A part of what I do, aside from writing to you lovely people, is work with individuals in crisis.
It’s not easy work, but it is rewarding. I have learned so much in this particular environment that I couldn’t have realized otherwise.
Today I want to share with you one of those key pieces. Because we are all bound to encounter hardship, and we deserve to have some knowledge on how to deal with it.
I have noticed an almost instinctual response to stressful and difficult situations, and that is the desire to go into action and solve the problem right away.
The issue with this is that when you are in the deep of it, you might not be thinking straight yet.

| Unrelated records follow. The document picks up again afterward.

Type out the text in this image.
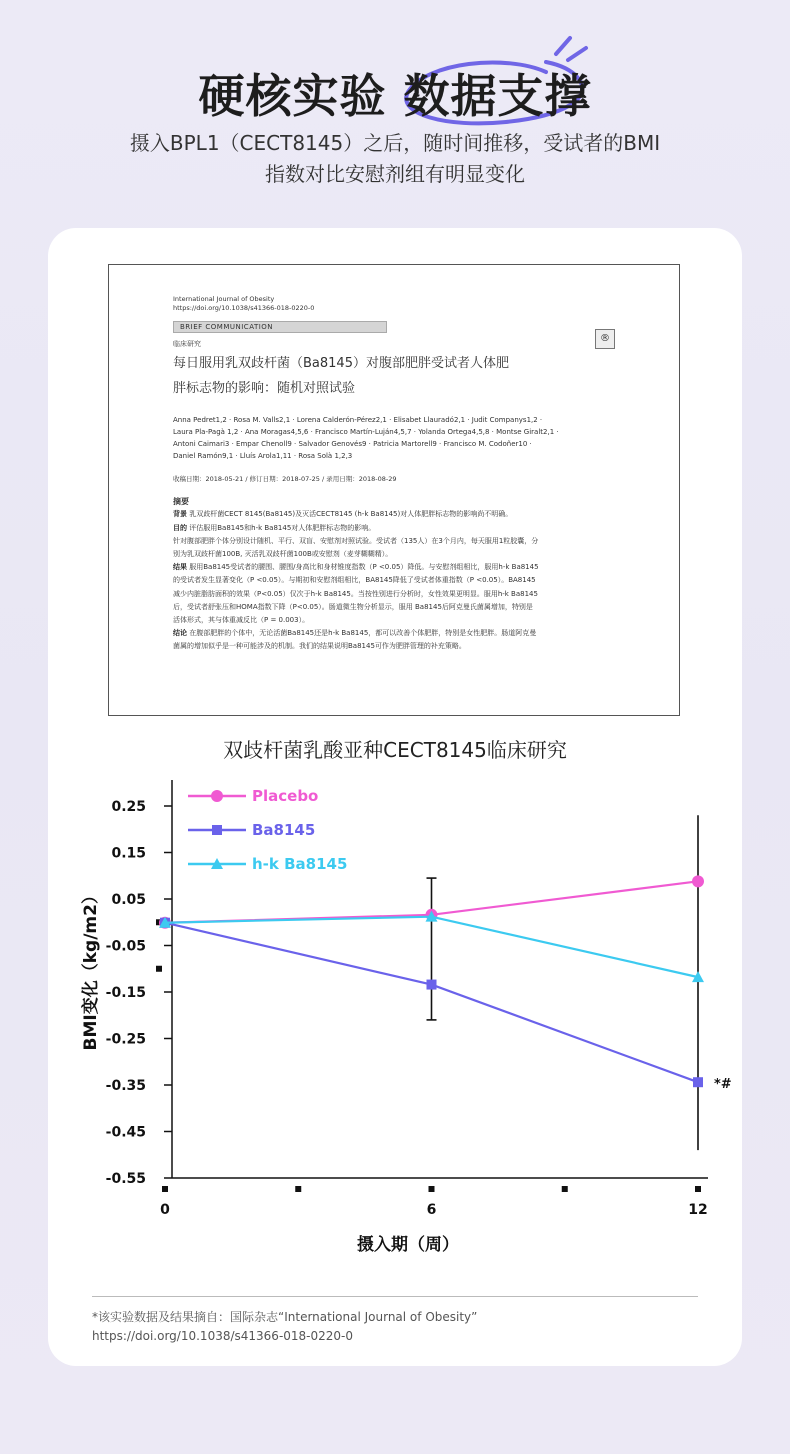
硬核实验 数据支撑
摄入BPL1（CECT8145）之后，随时间推移，受试者的BMI
指数对比安慰剂组有明显变化
International Journal of Obesity
https://doi.org/10.1038/s41366-018-0220-0
BRIEF COMMUNICATION
®
临床研究
每日服用乳双歧杆菌（Ba8145）对腹部肥胖受试者人体肥
胖标志物的影响：随机对照试验
Anna Pedret1,2 · Rosa M. Valls2,1 · Lorena Calderón-Pérez2,1 · Elisabet Llauradó2,1 · Judit Companys1,2 ·
Laura Pla-Pagà 1,2 · Ana Moragas4,5,6 · Francisco Martín-Luján4,5,7 · Yolanda Ortega4,5,8 · Montse Giralt2,1 ·
Antoni Caimari3 · Empar Chenoll9 · Salvador Genovés9 · Patricia Martorell9 · Francisco M. Codoñer10 ·
Daniel Ramón9,1 · Lluís Arola1,11 · Rosa Solà 1,2,3
收稿日期：2018-05-21 / 修订日期：2018-07-25 / 录用日期：2018-08-29
摘要
背景 乳双歧杆菌CECT 8145(Ba8145)及灭活CECT8145 (h-k Ba8145)对人体肥胖标志物的影响尚不明确。
目的 评估服用Ba8145和h-k Ba8145对人体肥胖标志物的影响。
针对腹部肥胖个体分别设计随机、平行、双盲、安慰剂对照试验。受试者（135人）在3个月内，每天服用1粒胶囊，分
别为乳双歧杆菌100B, 灭活乳双歧杆菌100B或安慰剂（麦芽糊糊精）。
结果 服用Ba8145受试者的腰围、腰围/身高比和身材锥度指数（P <0.05）降低。与安慰剂组相比，服用h-k Ba8145
的受试者发生显著变化（P <0.05）。与期初和安慰剂组相比，BA8145降低了受试者体重指数（P <0.05）。BA8145
减少内脏脂肪面积的效果（P<0.05）仅次于h-k Ba8145。当按性别进行分析时，女性效果更明显。服用h-k Ba8145
后，受试者舒张压和HOMA指数下降（P<0.05）。肠道微生物分析显示，服用 Ba8145后阿克曼氏菌属增加，特别是
活体形式，其与体重减反比（P = 0.003）。
结论 在腹部肥胖的个体中，无论活菌Ba8145还是h-k Ba8145，都可以改善个体肥胖，特别是女性肥胖。肠道阿克曼
菌属的增加似乎是一种可能涉及的机制。我们的结果说明Ba8145可作为肥胖管理的补充策略。
双歧杆菌乳酸亚种CECT8145临床研究
0.25
0.15
0.05
-0.05
-0.15
-0.25
-0.35
-0.45
-0.55
0	6	12
摄入期（周）
BMI变化（kg/m2）
*#
Placebo
Ba8145
h-k Ba8145
*该实验数据及结果摘自：国际杂志“International Journal of Obesity”
https://doi.org/10.1038/s41366-018-0220-0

I find that people in crisis, big or small, are initially caught up in the emotion of it all. The emotion blinds us from being able to evaluate our situation properly. When you’re upset, angry, or anxious you aren’t solution-minded, you are emotionally driven.
Think of it like this: your house lights on fire. What’s the first thing you do? Do you start thinking about where you are going to move next? Or do you get the heck out of the house, call 911, and cry?
We have a similar response emotionally to other crises situations. We’re in panic mode.
While in panic mode, don’t rush yourself to solve the situation! Work through your feelings. Be kind and patient with yourself until you have the wherewithal to step back and look at things clearly.
This goes against our instinct of going right into “fix it” mode. But it makes sense. We need to give ourselves permission to say “this is important to deal with, and that’s why I’m not going to rush myself”. This helps us steer clear from making emotionally-driven decisions, which aren’t always beneficial for us in the long run.
So what to do in the mean time?
Often during times of difficulty, the first thing that a person tends to neglect is their basic needs. These are simple things like eating, sleeping, and showering. As small as these things seem, they are so important. They are the backbone of our self-care.
It’s also important to note that distraction techniques such as watching tv or surfing the Internet are totally okay. Don’t beat yourself up for “procrastinating”! You’re not. You’re buying time; you’re waiting for the emotional storm to pass.
Once you feel a little more calm and collected, begin exploring options on how to solve the actual problem (if solvable, sometimes they’re not). This could take a day, or it might take several. Problem solving could involve talking to friends, seeking counselling, looking for advice from an expert, or just plain going into action.